Mas antes de tudo sou aquele único sobrevivente do terremoto
Minha mão aparece sob os escombros.
Transformando meu espanto de viver em força de existir
E sorrindo, o ato mais heróico.


12 janeiro 2009

Um Ausente.


Onde você fica?
No passado ou no presente?
Foi o brilho dos teus olhos que causaram as tormentas dos mares que naveguei.
Naveguei não, fui levado, na frágil balsa da esperança, tocando de vez em quando a água com a ponta dos meus dedos semi-mortos.
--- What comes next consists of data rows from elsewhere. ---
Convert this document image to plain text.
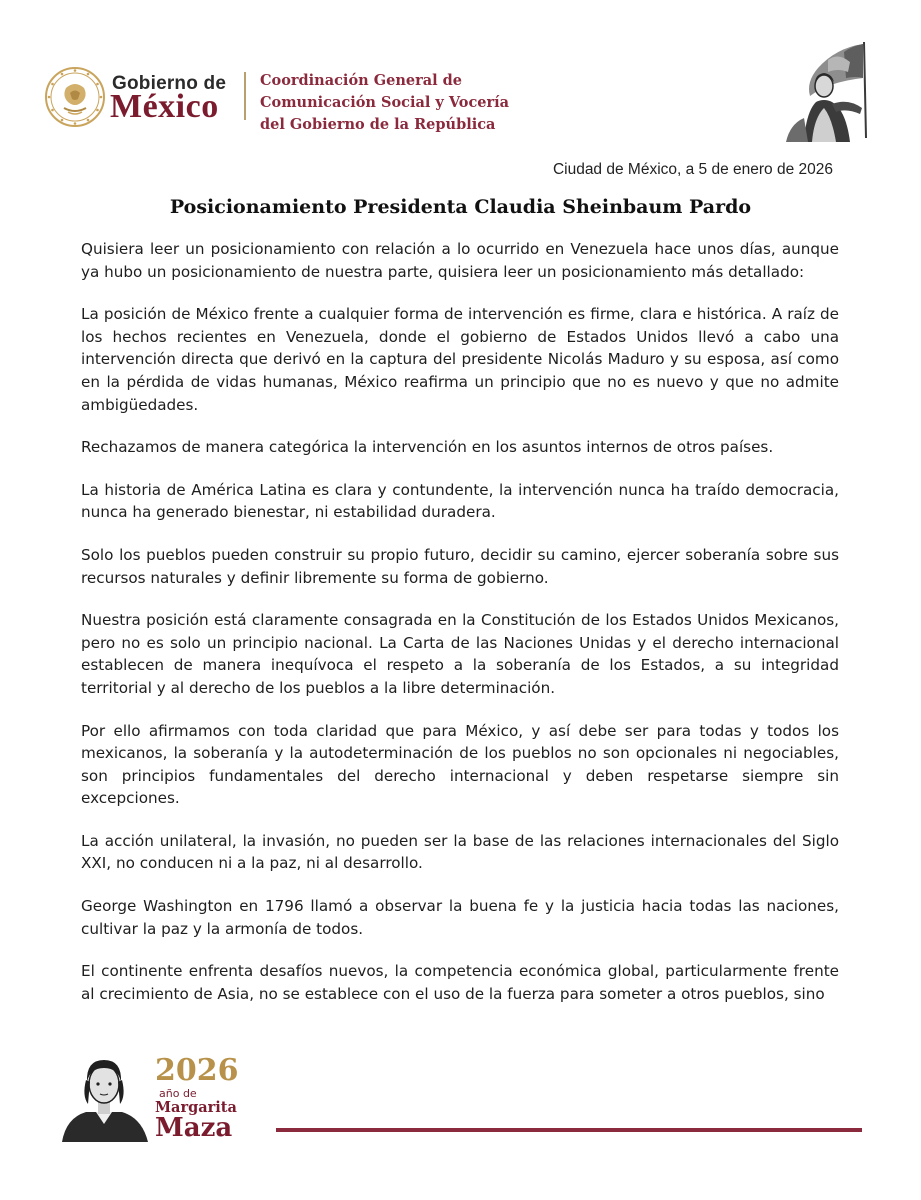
Gobierno de
México
Coordinación General de
Comunicación Social y Vocería
del Gobierno de la República
Ciudad de México, a 5 de enero de 2026
Posicionamiento Presidenta Claudia Sheinbaum Pardo

Quisiera leer un posicionamiento con relación a lo ocurrido en Venezuela hace unos días, aunque ya hubo un posicionamiento de nuestra parte, quisiera leer un posicionamiento más detallado:

La posición de México frente a cualquier forma de intervención es firme, clara e histórica. A raíz de los hechos recientes en Venezuela, donde el gobierno de Estados Unidos llevó a cabo una intervención directa que derivó en la captura del presidente Nicolás Maduro y su esposa, así como en la pérdida de vidas humanas, México reafirma un principio que no es nuevo y que no admite ambigüedades.

Rechazamos de manera categórica la intervención en los asuntos internos de otros países.

La historia de América Latina es clara y contundente, la intervención nunca ha traído democracia, nunca ha generado bienestar, ni estabilidad duradera.

Solo los pueblos pueden construir su propio futuro, decidir su camino, ejercer soberanía sobre sus recursos naturales y definir libremente su forma de gobierno.

Nuestra posición está claramente consagrada en la Constitución de los Estados Unidos Mexicanos, pero no es solo un principio nacional. La Carta de las Naciones Unidas y el derecho internacional establecen de manera inequívoca el respeto a la soberanía de los Estados, a su integridad territorial y al derecho de los pueblos a la libre determinación.

Por ello afirmamos con toda claridad que para México, y así debe ser para todas y todos los mexicanos, la soberanía y la autodeterminación de los pueblos no son opcionales ni negociables, son principios fundamentales del derecho internacional y deben respetarse siempre sin excepciones.

La acción unilateral, la invasión, no pueden ser la base de las relaciones internacionales del Siglo XXI, no conducen ni a la paz, ni al desarrollo.

George Washington en 1796 llamó a observar la buena fe y la justicia hacia todas las naciones, cultivar la paz y la armonía de todos.

El continente enfrenta desafíos nuevos, la competencia económica global, particularmente frente al crecimiento de Asia, no se establece con el uso de la fuerza para someter a otros pueblos, sino

2026
año de
Margarita
Maza
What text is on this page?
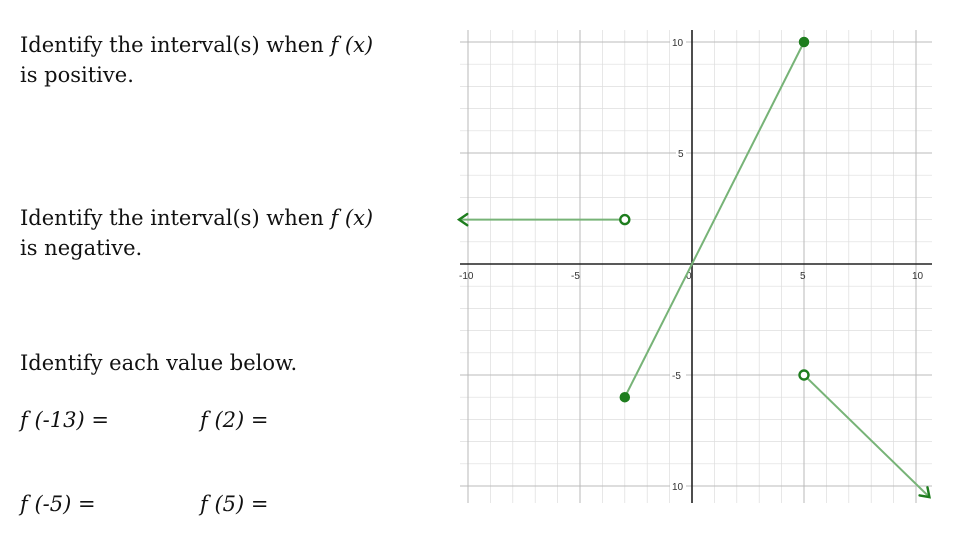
Identify the interval(s) when f (x)
is positive.
Identify the interval(s) when f (x)
is negative.
Identify each value below.
f (-13) =	f (2) =
f (-5) =	f (5) =
-10	-5	0	5	10
10
5
-5
10
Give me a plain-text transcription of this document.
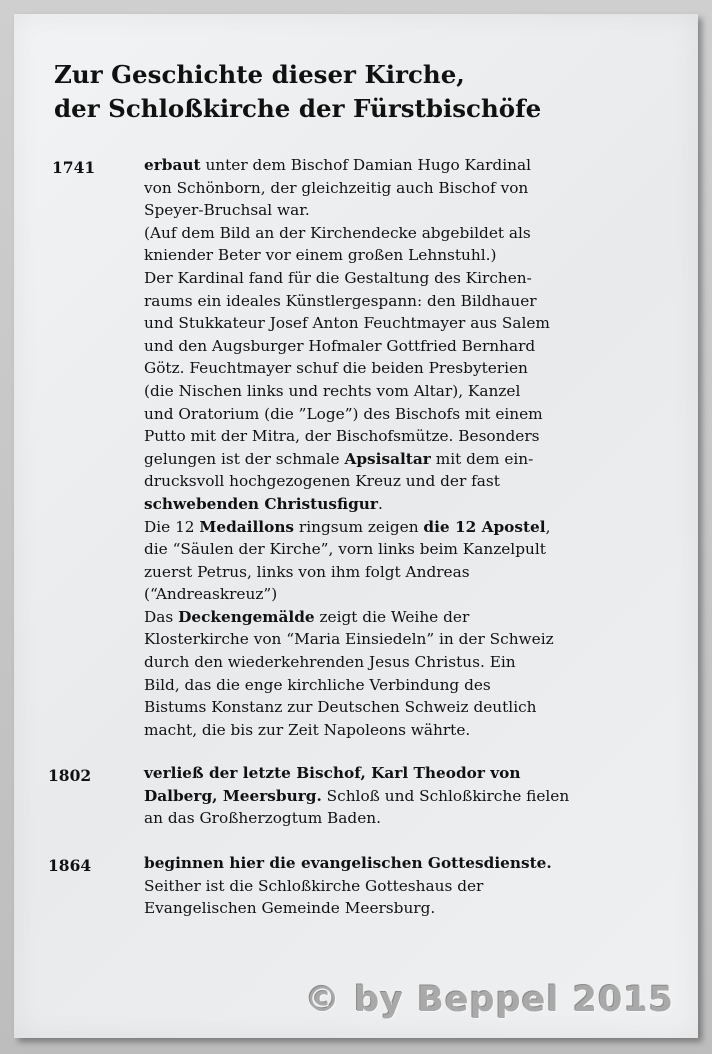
Zur Geschichte dieser Kirche,
der Schloßkirche der Fürstbischöfe
1741	erbaut unter dem Bischof Damian Hugo Kardinal
von Schönborn, der gleichzeitig auch Bischof von
Speyer-Bruchsal war.
(Auf dem Bild an der Kirchendecke abgebildet als
kniender Beter vor einem großen Lehnstuhl.)
Der Kardinal fand für die Gestaltung des Kirchen-
raums ein ideales Künstlergespann: den Bildhauer
und Stukkateur Josef Anton Feuchtmayer aus Salem
und den Augsburger Hofmaler Gottfried Bernhard
Götz. Feuchtmayer schuf die beiden Presbyterien
(die Nischen links und rechts vom Altar), Kanzel
und Oratorium (die ”Loge”) des Bischofs mit einem
Putto mit der Mitra, der Bischofsmütze. Besonders
gelungen ist der schmale Apsisaltar mit dem ein-
drucksvoll hochgezogenen Kreuz und der fast
schwebenden Christusfigur.
Die 12 Medaillons ringsum zeigen die 12 Apostel,
die “Säulen der Kirche”, vorn links beim Kanzelpult
zuerst Petrus, links von ihm folgt Andreas
(“Andreaskreuz”)
Das Deckengemälde zeigt die Weihe der
Klosterkirche von “Maria Einsiedeln” in der Schweiz
durch den wiederkehrenden Jesus Christus. Ein
Bild, das die enge kirchliche Verbindung des
Bistums Konstanz zur Deutschen Schweiz deutlich
macht, die bis zur Zeit Napoleons währte.
1802	verließ der letzte Bischof, Karl Theodor von
Dalberg, Meersburg. Schloß und Schloßkirche fielen
an das Großherzogtum Baden.
1864	beginnen hier die evangelischen Gottesdienste.
Seither ist die Schloßkirche Gotteshaus der
Evangelischen Gemeinde Meersburg.
© by Beppel 2015
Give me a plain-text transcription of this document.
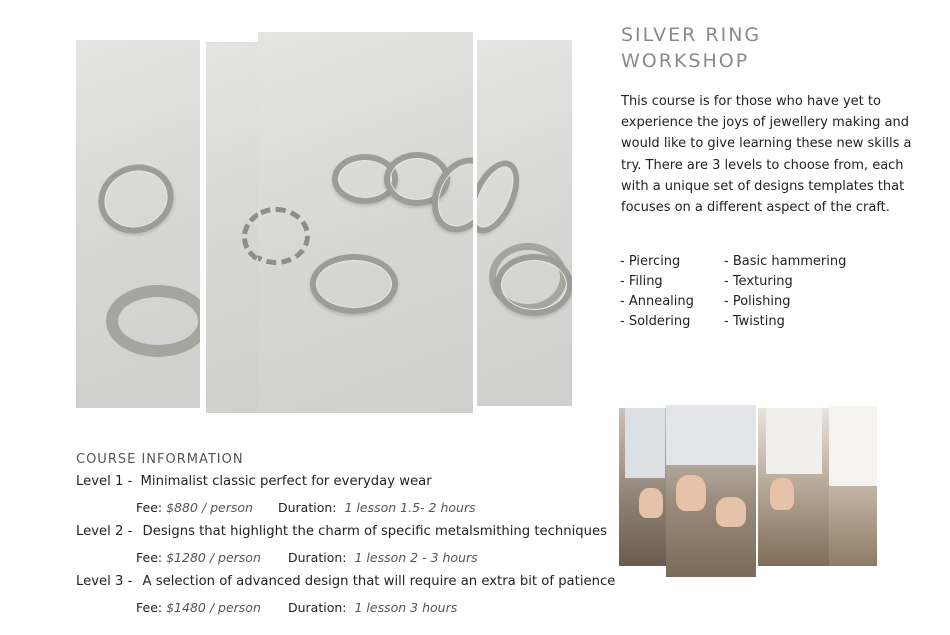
SILVER RING
WORKSHOP

This course is for those who have yet to experience the joys of jewellery making and would like to give learning these new skills a try. There are 3 levels to choose from, each with a unique set of designs templates that focuses on a different aspect of the craft.

- Piercing
- Filing
- Annealing
- Soldering
- Basic hammering
- Texturing
- Polishing
- Twisting
COURSE INFORMATION
Level 1 - Minimalist classic perfect for everyday wear
Fee: $880 / person Duration: 1 lesson 1.5- 2 hours
Level 2 - Designs that highlight the charm of specific metalsmithing techniques
Fee: $1280 / person Duration: 1 lesson 2 - 3 hours
Level 3 - A selection of advanced design that will require an extra bit of patience
Fee: $1480 / person Duration: 1 lesson 3 hours
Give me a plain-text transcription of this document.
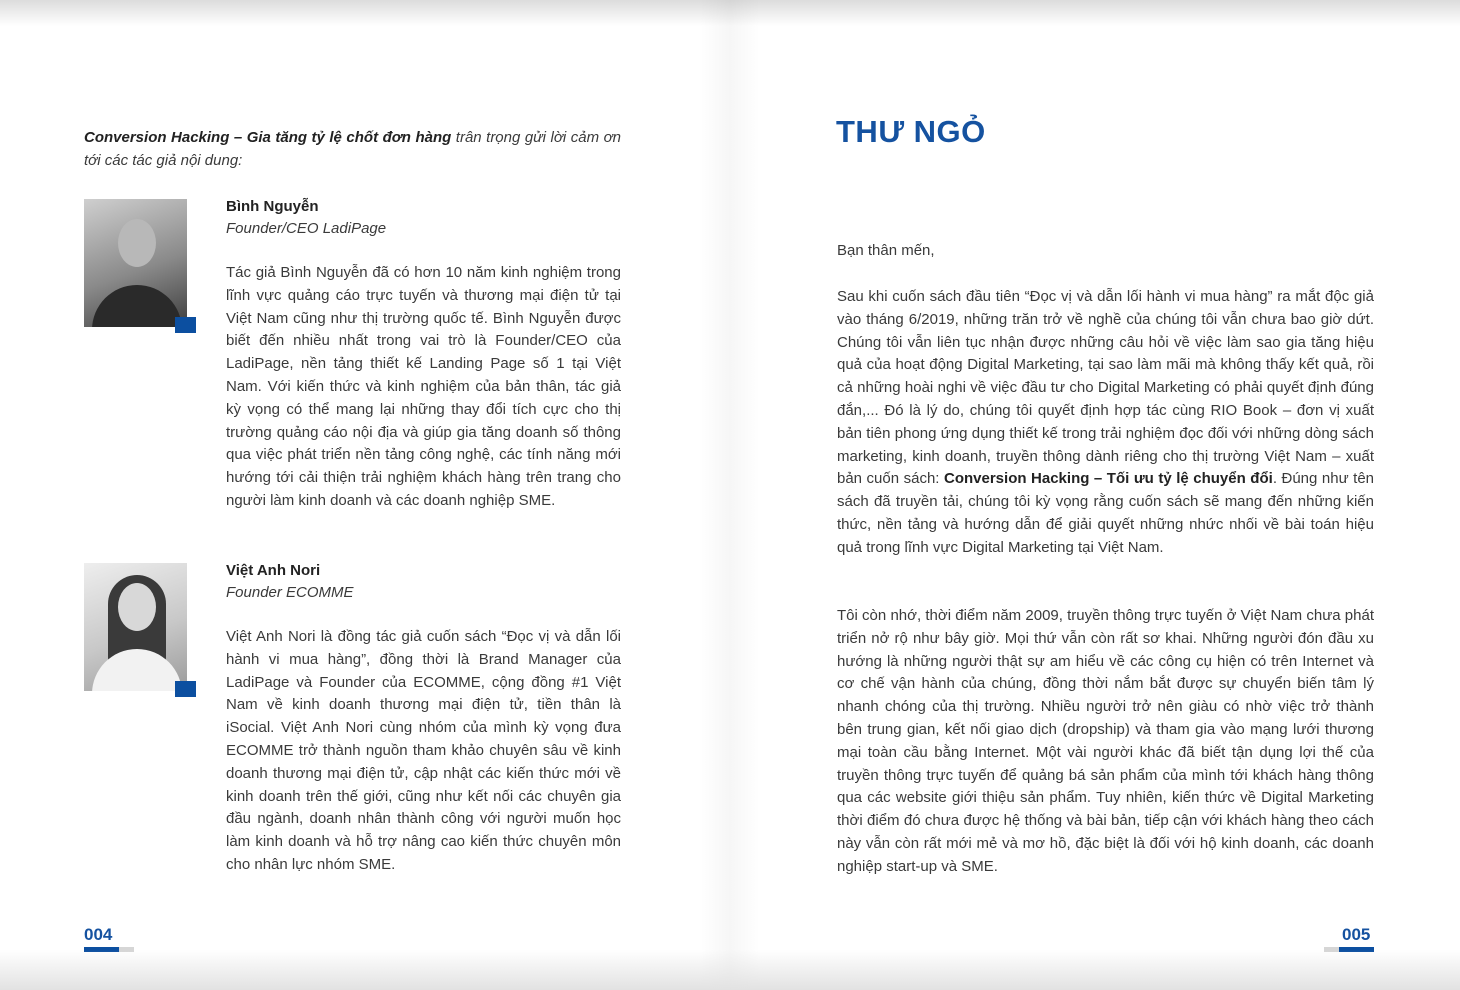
Conversion Hacking – Gia tăng tỷ lệ chốt đơn hàng trân trọng gửi lời cảm ơn tới các tác giả nội dung:

Bình Nguyễn
Founder/CEO LadiPage

Tác giả Bình Nguyễn đã có hơn 10 năm kinh nghiệm trong lĩnh vực quảng cáo trực tuyến và thương mại điện tử tại Việt Nam cũng như thị trường quốc tế. Bình Nguyễn được biết đến nhiều nhất trong vai trò là Founder/CEO của LadiPage, nền tảng thiết kế Landing Page số 1 tại Việt Nam. Với kiến thức và kinh nghiệm của bản thân, tác giả kỳ vọng có thể mang lại những thay đổi tích cực cho thị trường quảng cáo nội địa và giúp gia tăng doanh số thông qua việc phát triển nền tảng công nghệ, các tính năng mới hướng tới cải thiện trải nghiệm khách hàng trên trang cho người làm kinh doanh và các doanh nghiệp SME.

Việt Anh Nori
Founder ECOMME

Việt Anh Nori là đồng tác giả cuốn sách “Đọc vị và dẫn lối hành vi mua hàng”, đồng thời là Brand Manager của LadiPage và Founder của ECOMME, cộng đồng #1 Việt Nam về kinh doanh thương mại điện tử, tiền thân là iSocial. Việt Anh Nori cùng nhóm của mình kỳ vọng đưa ECOMME trở thành nguồn tham khảo chuyên sâu về kinh doanh thương mại điện tử, cập nhật các kiến thức mới về kinh doanh trên thế giới, cũng như kết nối các chuyên gia đầu ngành, doanh nhân thành công với người muốn học làm kinh doanh và hỗ trợ nâng cao kiến thức chuyên môn cho nhân lực nhóm SME.

004
THƯ NGỎ

Bạn thân mến,

Sau khi cuốn sách đầu tiên “Đọc vị và dẫn lối hành vi mua hàng” ra mắt độc giả vào tháng 6/2019, những trăn trở về nghề của chúng tôi vẫn chưa bao giờ dứt. Chúng tôi vẫn liên tục nhận được những câu hỏi về việc làm sao gia tăng hiệu quả của hoạt động Digital Marketing, tại sao làm mãi mà không thấy kết quả, rồi cả những hoài nghi về việc đầu tư cho Digital Marketing có phải quyết định đúng đắn,... Đó là lý do, chúng tôi quyết định hợp tác cùng RIO Book – đơn vị xuất bản tiên phong ứng dụng thiết kế trong trải nghiệm đọc đối với những dòng sách marketing, kinh doanh, truyền thông dành riêng cho thị trường Việt Nam – xuất bản cuốn sách: Conversion Hacking – Tối ưu tỷ lệ chuyển đổi. Đúng như tên sách đã truyền tải, chúng tôi kỳ vọng rằng cuốn sách sẽ mang đến những kiến thức, nền tảng và hướng dẫn để giải quyết những nhức nhối về bài toán hiệu quả trong lĩnh vực Digital Marketing tại Việt Nam.

Tôi còn nhớ, thời điểm năm 2009, truyền thông trực tuyến ở Việt Nam chưa phát triển nở rộ như bây giờ. Mọi thứ vẫn còn rất sơ khai. Những người đón đầu xu hướng là những người thật sự am hiểu về các công cụ hiện có trên Internet và cơ chế vận hành của chúng, đồng thời nắm bắt được sự chuyển biến tâm lý nhanh chóng của thị trường. Nhiều người trở nên giàu có nhờ việc trở thành bên trung gian, kết nối giao dịch (dropship) và tham gia vào mạng lưới thương mại toàn cầu bằng Internet. Một vài người khác đã biết tận dụng lợi thế của truyền thông trực tuyến để quảng bá sản phẩm của mình tới khách hàng thông qua các website giới thiệu sản phẩm. Tuy nhiên, kiến thức về Digital Marketing thời điểm đó chưa được hệ thống và bài bản, tiếp cận với khách hàng theo cách này vẫn còn rất mới mẻ và mơ hồ, đặc biệt là đối với hộ kinh doanh, các doanh nghiệp start-up và SME.

005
Dessa vez meus olhos que brilham, porém.
Em terra firme, fico quieto.
Temo as corujas, que trazem mau agouro, mas há o fascínio .
Adoro corujas.

Onde você fica? No presente?
Não há lugar para você nessa terra firme em que estou pisando, e se tu estivesses aqui eu afundaria num terremoto ou na areia movediça

Tu me fazes perder o chão.

E me dói saber que "tu" já nem és mais uma pessoa, que poderia retroceder na sua crueldade infantil de ter vontades.
Tu és hoje uma sensação, um déjà vu, hoje és para mim a memória de uma fome, de uma sede, de um precisar.

Não sei onde tu estás.
Não sei se quero saber.
Não sei se desejo que voltes ou que desapareças para sempre.
E como tu não és mais pessoa, outros "tu" virão.
Ou já vieram e "tu" já tens outro rosto.

Se eu já não amo a ti, eu amo a necessidade que eu tenho de ti.
Eu amo meu egoísmo de querer um afago, eu amo a mágoa e amo o perdão.
Onde eu estou?

Em algum lugar seguro de terremotos ou minha alma jaz no fundo do mar?
Só tenho agora a memória do brilho dos teus olhos.
E os olhos, meus, brilhando por ti, por mim e por tudo.